Apocalyptic Literature for Suburban Christians (Part 1)

Soccer games. Groceries. Working 70 hours a week. Trying to exercise and keep our houses in order. Driving children to endless activities. These are the concerns and rhythms for many of us in suburbia. The glories that grab our hearts are healthy children who do well in school, careers that are satisfying, and, somehow, accomplishing our goals and dreams and hobbies.

So, what might the strange visions of Daniel 7 have to say to us? How can a chapter of apocalyptic writing with images of beasts and talking horns and a fiery throne speak into our situation?

I think it has much to say. Daniel 7 pulls the curtains of our suburban concerns aside and helps to see both a troubling fact and a glorious hope. The troubling fact sobers us to beastly nature of our own hearts, and the glorious hope helps us find our joy in One who transcends us and all our immediate cares. In this post we’ll only have time to consider the troubling fact.

A Troubling Fact

There is a troubling fact presented to us in Daniel 7. Sometimes you hear the adage that people are basically good. But the message of the Scripture and Daniel 7 tell a different story. There is something fundamentally wrong with all of us, something that is dark and disturbing and displeasing to God. This ‘something’ comes out in the nations of the world.
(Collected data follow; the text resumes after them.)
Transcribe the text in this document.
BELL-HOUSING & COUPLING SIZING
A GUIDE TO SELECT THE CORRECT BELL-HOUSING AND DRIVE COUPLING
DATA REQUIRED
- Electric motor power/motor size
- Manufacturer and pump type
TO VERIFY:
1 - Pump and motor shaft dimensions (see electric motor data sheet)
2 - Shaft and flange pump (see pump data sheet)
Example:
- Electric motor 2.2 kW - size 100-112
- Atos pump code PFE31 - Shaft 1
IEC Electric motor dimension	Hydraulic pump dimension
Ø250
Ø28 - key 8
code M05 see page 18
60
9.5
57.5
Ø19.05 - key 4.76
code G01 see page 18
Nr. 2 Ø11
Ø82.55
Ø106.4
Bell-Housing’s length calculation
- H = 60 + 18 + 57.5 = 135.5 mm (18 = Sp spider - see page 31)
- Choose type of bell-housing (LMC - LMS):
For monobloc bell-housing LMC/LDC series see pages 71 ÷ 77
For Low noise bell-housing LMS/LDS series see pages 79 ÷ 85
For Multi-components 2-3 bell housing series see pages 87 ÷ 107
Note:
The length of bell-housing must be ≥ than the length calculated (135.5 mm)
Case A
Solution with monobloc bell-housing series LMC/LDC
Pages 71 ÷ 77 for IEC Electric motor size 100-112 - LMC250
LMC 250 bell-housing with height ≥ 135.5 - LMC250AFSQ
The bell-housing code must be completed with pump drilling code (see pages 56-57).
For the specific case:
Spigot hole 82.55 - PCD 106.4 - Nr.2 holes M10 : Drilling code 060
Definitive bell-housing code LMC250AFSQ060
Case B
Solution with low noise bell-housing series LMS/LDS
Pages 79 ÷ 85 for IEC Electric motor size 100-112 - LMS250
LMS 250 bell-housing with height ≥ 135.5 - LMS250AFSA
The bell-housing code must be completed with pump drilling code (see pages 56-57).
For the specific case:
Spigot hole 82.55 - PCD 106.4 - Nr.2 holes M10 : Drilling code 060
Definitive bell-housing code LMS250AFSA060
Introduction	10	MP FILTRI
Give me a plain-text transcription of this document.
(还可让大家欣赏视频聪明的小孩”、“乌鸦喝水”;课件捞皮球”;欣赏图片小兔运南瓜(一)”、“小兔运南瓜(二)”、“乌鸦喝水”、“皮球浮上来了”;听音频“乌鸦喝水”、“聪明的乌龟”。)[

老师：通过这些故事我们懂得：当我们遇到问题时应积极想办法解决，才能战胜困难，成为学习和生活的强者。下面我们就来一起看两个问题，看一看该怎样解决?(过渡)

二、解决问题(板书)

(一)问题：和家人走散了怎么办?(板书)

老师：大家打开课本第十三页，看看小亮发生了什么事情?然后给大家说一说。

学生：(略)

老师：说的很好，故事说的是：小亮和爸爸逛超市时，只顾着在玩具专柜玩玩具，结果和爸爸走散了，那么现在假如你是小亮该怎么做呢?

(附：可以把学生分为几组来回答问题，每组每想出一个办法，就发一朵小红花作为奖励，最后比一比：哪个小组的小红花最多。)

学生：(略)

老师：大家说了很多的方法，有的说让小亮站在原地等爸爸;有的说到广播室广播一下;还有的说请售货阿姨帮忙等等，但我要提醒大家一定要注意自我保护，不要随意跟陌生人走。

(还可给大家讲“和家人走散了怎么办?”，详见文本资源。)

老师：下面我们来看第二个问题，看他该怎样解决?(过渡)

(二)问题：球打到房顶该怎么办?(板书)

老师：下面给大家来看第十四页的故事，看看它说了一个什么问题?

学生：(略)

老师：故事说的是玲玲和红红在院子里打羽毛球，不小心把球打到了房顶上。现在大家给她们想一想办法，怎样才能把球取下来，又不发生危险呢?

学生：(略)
Daniel 7 portrays this through visionary imagery. The chapter is apocalyptic in nature, which means vivid images laden with symbolism meant to convey a message. The scene opens with 4 terrifying beasts. There is a lion with eagle’s wings, a bear with three ribs in its mouth, a leopard with four heads, and a creature with iron teeth and ten horns (Daniel 7:1-8). These beasts are ugly and frightening. They also represent different nations (Daniel 7:17).

Old Testament commentator Tremper Longman argues that what we have here is a picture of the different nations of the world throughout history. One comes after another, and all are beastly in nature. There is a grotesqueness to the images, and we are meant to be repulsed.

All we have to do is look in history to see the truth of this troubling fact. We see the beastly nature of the world’s nations in more extreme examples like Hitler’s gas chambers, Stalin’s Gulags, and Pol Pot’s Killing Fields. But we also see the beastly nature in less extreme examples like greed, pride, selfishness and systems that oppress the poor. There is beastliness in every nation.

This is because every nation is made up of individuals with beastly hearts. Not only do all nations have perverts, pedophiles, murders, rapists, serial killers, but all have liars, mean bosses, and men and women and children who covet and give in to jealousy. All nations have dishonest employees, impatient parents, disobedient children and hypocrites of every kind. There is not a non-beastly nation in all of history, because there is no perfectly non-beastly individual in history—except for Jesus Christ (Heb 4:15). All of us have fallen away from God’s design, and have become corrupted (Romans 3). We need to be remade and renewed to desire good and pursue what is good.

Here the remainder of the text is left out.